Plus on s'enfonçait dans les ruelles, plus je sentais une sensation étrange m'envahir.

  L'amertume. Le regret. La rancœur.

Tout ça mélangé donnait un cocktail explosif. Et Dieu sait que je me contenais d'imploser. Tout ça, tout ce que je me tuais à refouler depuis des années refaisait surface, alors même que je voulais tourner le dos à ce passé qui me hantait.

Je devrais pourtant savoir que c'était impossible, qu'il finirait toujours par me rattraper quoi qu'il arrive.

J'eus l'impression de manquer d'air quand mon regard tomba sur cette maison, celle que mon père avait offert à ma mère. Un cadeau empoisonné. 

La casa verde.

Quand je poussai le petit portail gris, une décharge d'ondes négatives s'immisça en moi. Je me revoyais jeune, naïf, ne me doutant pas à quel point l'homme pouvait être perfide.

Je jouais dans ce jardin, ignorant, ou peut-être que je faisait semblant d'ignorer parce que je ne voulais pas savoir ce qu'il se passait réellement entre ces murs. Les images me revinrent une à une, comme des flash succincts.

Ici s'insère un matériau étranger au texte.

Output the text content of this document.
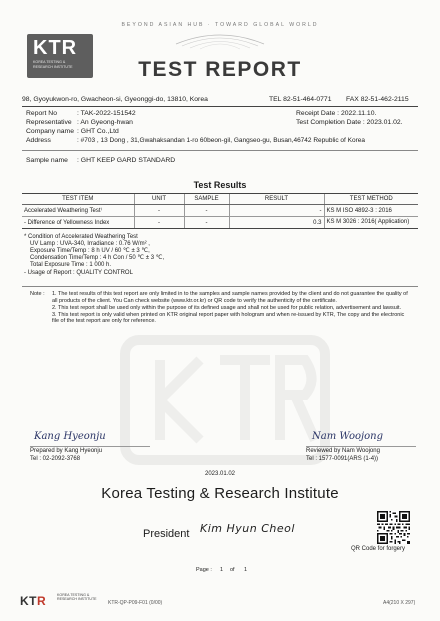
BEYOND ASIAN HUB · TOWARD GLOBAL WORLD
KTR
KOREA TESTING &
RESEARCH INSTITUTE	TEST REPORT
98, Gyoyukwon-ro, Gwacheon-si, Gyeonggi-do, 13810, Korea	TEL 82-51-464-0771 FAX 82-51-462-2115
Report No	: TAK-2022-151542	Receipt Date : 2022.11.10.
Representative : An Gyeong-hwan	Test Completion Date : 2023.01.02.
Company name : GHT Co.,Ltd
Address	: #703 , 13 Dong , 31,Gwahaksandan 1-ro 60beon-gil, Gangseo-gu, Busan,46742 Republic of Korea
Sample name : GHT KEEP GARD STANDARD
Test Results
TEST ITEM	UNIT	SAMPLE	RESULT	TEST METHOD
Accelerated Weathering Test⁾	-	-	-	KS M ISO 4892-3 : 2016
- Difference of Yellowness Index	-	-	0.3	KS M 3026 : 2016( Application)
* Condition of Accelerated Weathering Test
UV Lamp : UVA-340, Irradiance : 0.76 W/m² ,
Exposure Time/Temp : 8 h UV / 60 ℃ ± 3 ℃,
Condensation Time/Temp : 4 h Con / 50 ℃ ± 3 ℃,
Total Exposure Time : 1 000 h.
- Usage of Report : QUALITY CONTROL
Note : 1. The test results of this test report are only limited in to the samples and sample names provided by the client and do not guarantee the quality of all products of the client. You Can check website (www.ktr.or.kr) or QR code to verify the authenticity of the certificate.
2. This test report shall be used only within the purpose of its defined usage and shall not be used for public relation, advertisement and lawsuit.
3. This test report is only valid when printed on KTR original report paper with hologram and when re-issued by KTR, The copy and the electronic file of the test report are only for reference.
Kang Hyeonju
Prepared by Kang Hyeonju
Tel : 02-2092-3768
Nam Woojong
Reviewed by Nam Woojong
Tel : 1577-0091(ARS (1-4))
2023.01.02
Korea Testing & Research Institute
President Kim Hyun Cheol
QR Code for forgery
Page : 1 of 1
KTR	KOREA TESTING &
RESEARCH INSTITUTE
KTR-QP-P09-F01 (0/00)	A4(210 X 297)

Mes mains se mirent à trembler sans que je ne sache vraiment pourquoi. Penser à tout ça, revenir ici était une mauvaise idée. Mais c'était ça où tout le monde mourrait, moi y compris.

Je marchai sur les dalles du jardin, suivi de la petite -dont j'aurais presque oublié l'existence si elle ne faisait pas que de renifler depuis qu'on avait atterri. Je sortis les clés de ma poche à contrecœur et tentai de les insérer dans la serrure. Mes mains tremblaient tellement que c'en était impossible.

— Putain, pestai-je entre mes dents.

Foutus traumatismes.

Paraître aussi faible devant les gens me les brisait. Paraître aussi faible devant elle me foutait à bout de nerfs. Et d'ailleurs, je l'entendais glousser dans mon dos face à mon incapacité à faire une chose aussi simple que de foutre une clé dans la fente.